I have been making fermented sauces since last fall, and I have a really solid recipe. Been testing it out with family and friends and pretty good reviews all around, but I still feel like it's missing something. I'll admit my target flavour is something akin to Marie Sharpe's Orange Habanero, but I'm not there yet (and I use more than habaneros).

My base recipe in a 1 quart ferment has the juice and pulp of one orange (or grapefruit) going in with the peppers for the duration of the ferment (I do 3-4 weeks usually), but I have opted to add the citrus after the ferment this time and wanted to know:
  • is this going to screw up my recipe entirely?
  • If I add the citrus when I blend up the fermented pepper mix, will doing the boiling process for bottling mean that the recipe is still shelf stable/safe as long as my pH is right?
  • any suggestions on whether it should be juice, pulp, both or also maybe some zest?
Cheers!
 
Hello chef Sauce, citrus have wonderful possibility.
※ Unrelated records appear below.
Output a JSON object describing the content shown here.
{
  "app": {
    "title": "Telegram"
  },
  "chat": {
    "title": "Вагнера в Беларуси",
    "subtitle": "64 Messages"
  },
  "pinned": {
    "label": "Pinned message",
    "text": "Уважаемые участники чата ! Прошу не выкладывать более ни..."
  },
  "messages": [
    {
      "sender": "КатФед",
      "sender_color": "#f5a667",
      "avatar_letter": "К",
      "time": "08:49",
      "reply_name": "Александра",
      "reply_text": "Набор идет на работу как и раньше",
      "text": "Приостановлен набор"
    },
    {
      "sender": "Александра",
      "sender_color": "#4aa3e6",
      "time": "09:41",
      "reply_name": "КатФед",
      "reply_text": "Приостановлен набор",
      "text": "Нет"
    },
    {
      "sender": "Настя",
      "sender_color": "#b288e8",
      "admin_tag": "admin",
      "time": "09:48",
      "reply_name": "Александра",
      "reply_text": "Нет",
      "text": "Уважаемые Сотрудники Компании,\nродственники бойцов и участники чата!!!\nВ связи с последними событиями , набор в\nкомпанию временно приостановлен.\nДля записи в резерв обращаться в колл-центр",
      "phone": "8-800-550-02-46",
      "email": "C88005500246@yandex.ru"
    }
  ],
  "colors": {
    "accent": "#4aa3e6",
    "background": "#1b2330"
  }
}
Zest up from the beginning is my drift; because citrus flavors within the rind COULD BE the supposed secret spice. Start slow and easy with that type of spice! SIMCE usually it's strained; the pulps will probably help end product. Wondering what's the pH of orange juice it tastes perfect... Before/after raw/cooked water/sauce
 

Downriver

Extreme Member
I have opted to add the citrus after the ferment this time and wanted to know:
  • is this going to screw up my recipe entirely?
  • If I add the citrus when I blend up the fermented pepper mix, will doing the boiling process for bottling mean that the recipe is still shelf stable/safe as long as my pH is right?
  • any suggestions on whether it should be juice, pulp, both or also maybe some zest?

My opinions:

1 - no

2 - yes, as long as you follow proper bottling procedures (documented elsewhere on this site) and the pH is low enough.

3 - any would be fine. I think Marie's, at least, uses pulp. Careful with the zest. It could impart bitterness. A little goes a long way.

As a side note, I think Marie's is a cooked sauce, not fermented. Fermenting oranges takes you to a different place flavor-wise. The classic taste of orange is greatly diminished, if not lost entirely.

jmo -- Good luck with it and have fun.
 

The Hot Pepper

Founder
Admin
Side note: When you see a fermented sauce it does not necessarily mean all the ingredients are fermented. It may just be the peppers and they may in fact be buying their fermented mash from a supplier and making sauce from it (adding ingredients).

In commercial production mash is a way to make a consistent sauce and a way to scale instead of relying on crops and seasons. And not all mash is fermented. The term refers to the mashed peppers and sometimes it is fermented, sometimes not. So mash on a label could mean either.

However the above answers your questions. I hope this info also helps.